Thursday, February 14, 2013

Pope wants to form youth in Catholic identity, scholar reflects

A professor at Wyoming Catholic College reflected on Pope Benedict's recent address to the Pontifical Council for Culture, saying it showed his desire that we “re-connect with our Catholic heritage.”

“Young people are not being properly formed in a way that connects them with the larger history, tradition, and identity from which they've come,” Dr. Peter Kwasniewski, a professor of theology and philosophy at Wyoming Catholic College told CNA Feb. 8.

“So, they're kind of set free into a floating void, where as Pope Benedict puts it, if they do live their faith at all, they live it in a privatistic and emotional way.”

The pontiff's Nov. 7 address to the Council's plenary assembly stressed the challenges facing young people, while also noting the hope placed in them by the Church.

“The Church has confidence in the young” and needs their lively participation, he insisted, while also underscoring the threat of youth being pushed to the margins of society by unemployment and the crisis in education.

Kwasniewski said the “language here of a cultural landscape that's increasingly fragmented and in continuous rapid evolution and...the educational emergency” was the most striking feature of the Pope's address.

“One of the main themes of his whole pontificate has been to urge people to rediscover, recover, and re-connect with our Catholic heritage, tradition, and identity, in every respect. As regards liturgy especially, but also as regards theology, catechesis, architecture, our sacred music...everything that makes us distinctively Catholic, and that come from our 2000 year inheritance.”

“And he sees this as not just a nice thing, like an ornament or a decoration, but as really, vitally important for human identity.”

Aware of the “problematic situations” facing youth, the Pope nevertheless reaffirmed “that the Church looks to their condition and their cultures as essential and inescapable” for its ministry.

He expressed concern over trends of “spectacularization of private life and a narcissistic selfishness,” but also said the church “hopes in young people and in their energy. She needs their vitality in order to continue living the mission entrusted to her by Christ with renewed enthusiasm.”

Kwasniewski said the vitality of youth is drawn by “a sort of magnetism” of the traditional Roman rite, which has “an inherent dignity, beauty, and power.”

Youth, he said, “will be attracted to anything beautiful, and that's a revolt against the meaningless utilitarianism of our times, where everything is stripped of its personal meaning.”

The professor sees hope in young people who are sickened by the utilitarianism of modern culture, yet “wouldn't  really be able to put their finger on the problem, which is that they've been reduced to ciphers, numbers, workers.”

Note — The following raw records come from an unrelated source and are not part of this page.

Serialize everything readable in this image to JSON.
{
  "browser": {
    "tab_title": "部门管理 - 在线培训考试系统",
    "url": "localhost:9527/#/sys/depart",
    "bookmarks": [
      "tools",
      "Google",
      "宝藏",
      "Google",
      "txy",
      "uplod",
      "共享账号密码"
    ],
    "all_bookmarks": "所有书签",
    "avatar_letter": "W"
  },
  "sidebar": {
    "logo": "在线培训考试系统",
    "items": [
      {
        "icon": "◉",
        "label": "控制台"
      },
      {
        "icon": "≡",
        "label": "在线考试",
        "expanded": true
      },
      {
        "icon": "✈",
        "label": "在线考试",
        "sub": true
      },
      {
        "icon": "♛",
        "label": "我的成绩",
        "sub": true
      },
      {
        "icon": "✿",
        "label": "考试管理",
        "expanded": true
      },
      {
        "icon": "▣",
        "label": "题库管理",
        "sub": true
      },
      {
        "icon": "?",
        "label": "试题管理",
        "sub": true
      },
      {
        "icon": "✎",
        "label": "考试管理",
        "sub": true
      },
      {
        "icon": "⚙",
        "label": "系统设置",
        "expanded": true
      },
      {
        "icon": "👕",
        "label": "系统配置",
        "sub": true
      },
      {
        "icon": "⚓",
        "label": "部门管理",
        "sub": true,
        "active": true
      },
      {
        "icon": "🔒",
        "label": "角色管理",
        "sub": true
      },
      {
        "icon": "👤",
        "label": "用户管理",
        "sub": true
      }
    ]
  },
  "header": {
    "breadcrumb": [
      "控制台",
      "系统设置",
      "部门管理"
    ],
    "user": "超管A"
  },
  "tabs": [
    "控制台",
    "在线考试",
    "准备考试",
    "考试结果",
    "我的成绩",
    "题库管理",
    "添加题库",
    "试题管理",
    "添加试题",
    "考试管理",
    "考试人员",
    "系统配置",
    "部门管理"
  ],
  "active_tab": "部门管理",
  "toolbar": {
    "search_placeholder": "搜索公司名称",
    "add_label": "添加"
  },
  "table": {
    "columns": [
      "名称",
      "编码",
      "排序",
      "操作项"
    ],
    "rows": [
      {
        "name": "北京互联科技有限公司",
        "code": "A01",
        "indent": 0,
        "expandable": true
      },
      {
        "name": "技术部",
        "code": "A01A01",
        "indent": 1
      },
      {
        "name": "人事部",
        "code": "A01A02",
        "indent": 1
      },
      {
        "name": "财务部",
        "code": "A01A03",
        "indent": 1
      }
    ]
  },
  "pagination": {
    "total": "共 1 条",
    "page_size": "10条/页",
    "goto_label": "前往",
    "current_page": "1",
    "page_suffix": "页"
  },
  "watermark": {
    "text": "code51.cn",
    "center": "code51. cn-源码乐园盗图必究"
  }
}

Pope Benedict told the Pontifical Council members that he hopes their discussions will contribute to “the Church's work in the lives of young people, which is a complex and articulated reality” that can no longer be understood using old paradigms.

Kwasniewski added, “I think what Pope Benedict is saying is absolutely, and obviously true. But what I've seen is that when you actually implement the proposals and remedies of Pope Benedict, it works extremely well.”

“The youth do love it, they thrive, it gives them a sense of belonging, and meaning and direction, which is exactly what the Pope says is needed.”

He echoed Pope Benedict's call to overcome the educational crisis through a vibrant Catholicism.

“To reach the youth, you have to be radically, visibly, strikingly, and beautifully Catholic, because they need something different from the secular culture that is not answering their deepest needs.”